Da es in der Natur der Sache liegt, daß in ein Gehölz nicht Mietskasernen oder viele Häuschen passen, sind sie etwas für EigenbrötlerInnen. Wer auf Gesellschaft aus ist, muß sich eben an die Wälder halten. Die sind aber schon oft gepriesen worden, weshalb ich ersatzweise bestimmte, meist schon vor längerer Zeit geschaffene Häuserfluchten heranziehen will. Achten Sie einmal darauf. An etlichen Marktplätzen oder Uferstraßen von Hafenstädten finden Sie Häuserzeilen, die vollkommen wirken, obwohl an ihnen nichts regelmäßig ist. Kein Haus ähnelt dem Nachbarhaus. Die Giebel, Dächer, Vorsprünge oder Nischen, Hausbreiten und selbst die Traufhöhen sind bewegter als das aufgewühlte Meer. Trotzdem nehmen uns diese Fluchten durch den Eindruck der Geschlossenheit und Notwendigkeit für sich ein. Sie bilden ein Ganzes, in das man sich am liebsten sofort einreihen würde. Sie verkörpern das ideale Gemeinwesen. Wie es hinter den Fassaden aussieht, steht freilich auf einem anderen Blatt. Vermutlich quellen da Öde, Mißgunst und Streit aus allen Ritzen, wie überall.
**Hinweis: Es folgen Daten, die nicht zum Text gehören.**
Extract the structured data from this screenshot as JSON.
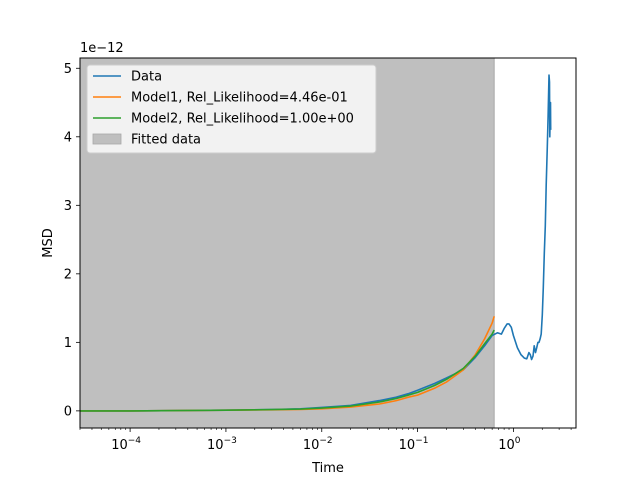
{
  "chart_data": {
    "type": "line",
    "xlabel": "Time",
    "ylabel": "MSD",
    "x_scale": "log",
    "y_offset_text": "1e−12",
    "xlim": [
      3e-05,
      4.5
    ],
    "ylim": [
      -0.25,
      5.15
    ],
    "x_ticks": [
      {
        "value": 0.0001,
        "base": "10",
        "exp": "−4"
      },
      {
        "value": 0.001,
        "base": "10",
        "exp": "−3"
      },
      {
        "value": 0.01,
        "base": "10",
        "exp": "−2"
      },
      {
        "value": 0.1,
        "base": "10",
        "exp": "−1"
      },
      {
        "value": 1,
        "base": "10",
        "exp": "0"
      }
    ],
    "y_ticks": [
      {
        "value": 0,
        "label": "0"
      },
      {
        "value": 1,
        "label": "1"
      },
      {
        "value": 2,
        "label": "2"
      },
      {
        "value": 3,
        "label": "3"
      },
      {
        "value": 4,
        "label": "4"
      },
      {
        "value": 5,
        "label": "5"
      }
    ],
    "fitted_region": {
      "name": "Fitted data",
      "x_start": 3e-05,
      "x_end": 0.63,
      "color": "#bfbfbf"
    },
    "legend_position": "upper-left",
    "series": [
      {
        "name": "Data",
        "color": "#1f77b4",
        "x": [
          3e-05,
          0.0001,
          0.001,
          0.003,
          0.006,
          0.01,
          0.02,
          0.04,
          0.06,
          0.08,
          0.1,
          0.15,
          0.2,
          0.3,
          0.4,
          0.5,
          0.6,
          0.68,
          0.75,
          0.8,
          0.86,
          0.9,
          0.95,
          1.0,
          1.1,
          1.2,
          1.3,
          1.38,
          1.45,
          1.5,
          1.55,
          1.6,
          1.65,
          1.7,
          1.75,
          1.8,
          1.85,
          1.9,
          1.95,
          2.0,
          2.05,
          2.1,
          2.15,
          2.2,
          2.25,
          2.3,
          2.35,
          2.38,
          2.4,
          2.42,
          2.44,
          2.45
        ],
        "y": [
          0,
          0.0,
          0.01,
          0.02,
          0.03,
          0.05,
          0.08,
          0.15,
          0.2,
          0.25,
          0.3,
          0.4,
          0.48,
          0.6,
          0.78,
          0.95,
          1.1,
          1.14,
          1.12,
          1.2,
          1.27,
          1.27,
          1.22,
          1.1,
          0.92,
          0.82,
          0.77,
          0.76,
          0.85,
          0.82,
          0.75,
          0.8,
          0.95,
          0.85,
          0.92,
          1.0,
          1.0,
          1.05,
          1.12,
          1.4,
          1.8,
          2.3,
          2.7,
          3.3,
          3.8,
          4.3,
          4.9,
          4.8,
          4.0,
          4.3,
          4.5,
          4.1
        ]
      },
      {
        "name": "Model1, Rel_Likelihood=4.46e-01",
        "color": "#ff7f0e",
        "x": [
          3e-05,
          0.0001,
          0.001,
          0.003,
          0.006,
          0.01,
          0.02,
          0.04,
          0.06,
          0.08,
          0.1,
          0.15,
          0.2,
          0.3,
          0.4,
          0.5,
          0.6,
          0.63
        ],
        "y": [
          0,
          0.0,
          0.01,
          0.015,
          0.022,
          0.03,
          0.055,
          0.1,
          0.15,
          0.2,
          0.23,
          0.33,
          0.42,
          0.6,
          0.82,
          1.05,
          1.28,
          1.38
        ]
      },
      {
        "name": "Model2, Rel_Likelihood=1.00e+00",
        "color": "#2ca02c",
        "x": [
          3e-05,
          0.0001,
          0.001,
          0.003,
          0.006,
          0.01,
          0.02,
          0.04,
          0.06,
          0.08,
          0.1,
          0.15,
          0.2,
          0.3,
          0.4,
          0.5,
          0.6,
          0.63
        ],
        "y": [
          0,
          0.0,
          0.01,
          0.018,
          0.026,
          0.04,
          0.07,
          0.13,
          0.18,
          0.23,
          0.27,
          0.37,
          0.46,
          0.62,
          0.8,
          0.98,
          1.12,
          1.18
        ]
      }
    ]
  }
}
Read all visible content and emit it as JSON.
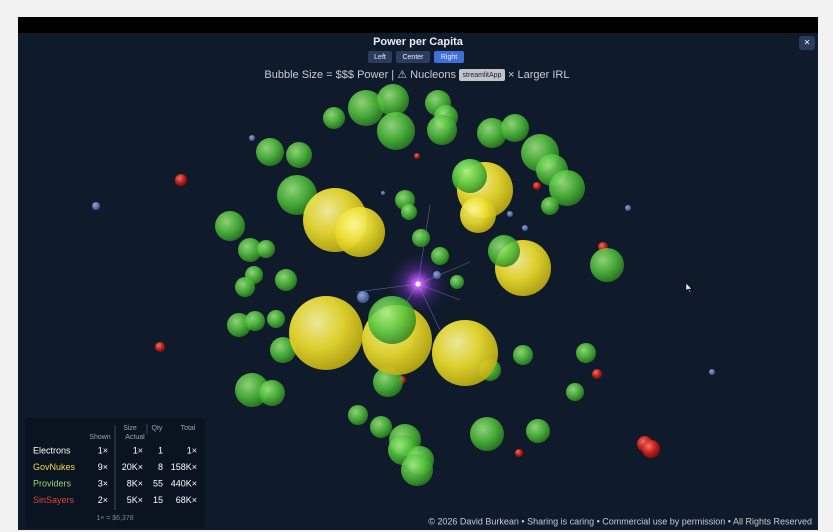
{
  "window": {
    "title": "Power per Capita",
    "close": "×",
    "view_buttons": [
      "Left",
      "Center",
      "Right"
    ],
    "active_button": 2,
    "caption_start": "Bubble Size = $$$ Power  |  ⚠ Nucleons",
    "tooltip": "streamlitApp",
    "caption_end": "× Larger IRL"
  },
  "legend_table": {
    "headers": {
      "size": "Size",
      "shown": "Shown",
      "actual": "Actual",
      "qty": "Qty",
      "total": "Total"
    },
    "rows": [
      {
        "name": "Electrons",
        "color": "#ffffff",
        "shown": "1×",
        "actual": "1×",
        "qty": 1,
        "total": "1×"
      },
      {
        "name": "GovNukes",
        "color": "#f2dc4a",
        "shown": "9×",
        "actual": "20K×",
        "qty": 8,
        "total": "158K×"
      },
      {
        "name": "Providers",
        "color": "#9ad872",
        "shown": "3×",
        "actual": "8K×",
        "qty": 55,
        "total": "440K×"
      },
      {
        "name": "SinSayers",
        "color": "#e2463c",
        "shown": "2×",
        "actual": "5K×",
        "qty": 15,
        "total": "68K×"
      }
    ],
    "footnote": "1× = $6,378"
  },
  "footer": {
    "copyright": "© 2026 David Burkean • Sharing is caring • Commercial use by permission • All Rights Reserved"
  }
}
Ich erwähnte den Pirol. Er lebt ziemlich heimlich, weil er gar zu gelb gefärbt ist: man könnte ihn für eine Zitrone oder einen Zapfen aus reinem Gold halten und unverzüglich von den Ästen schießen. Sein orgelnder, etwas verquollen wirkender Flötenton ist vielleicht bekannt. Wird er jedoch überrascht und verunsichert, bringt er nur ein erbärmliches »räh-räh« hervor, das jeder zweite Laie mit dem Alarm des Eichelhähers verwechseln dürfte. Allerdings tut er das, bei uns, nur im Sommer, da er Zugvogel ist. Ja, seine afrikanischen Winterquartiere wären jetzt gar nicht so übel, wenn dort nicht dauernd Krieg und Hunger und Betrug herrschten. Aus den Nato-Ländern eingeführt.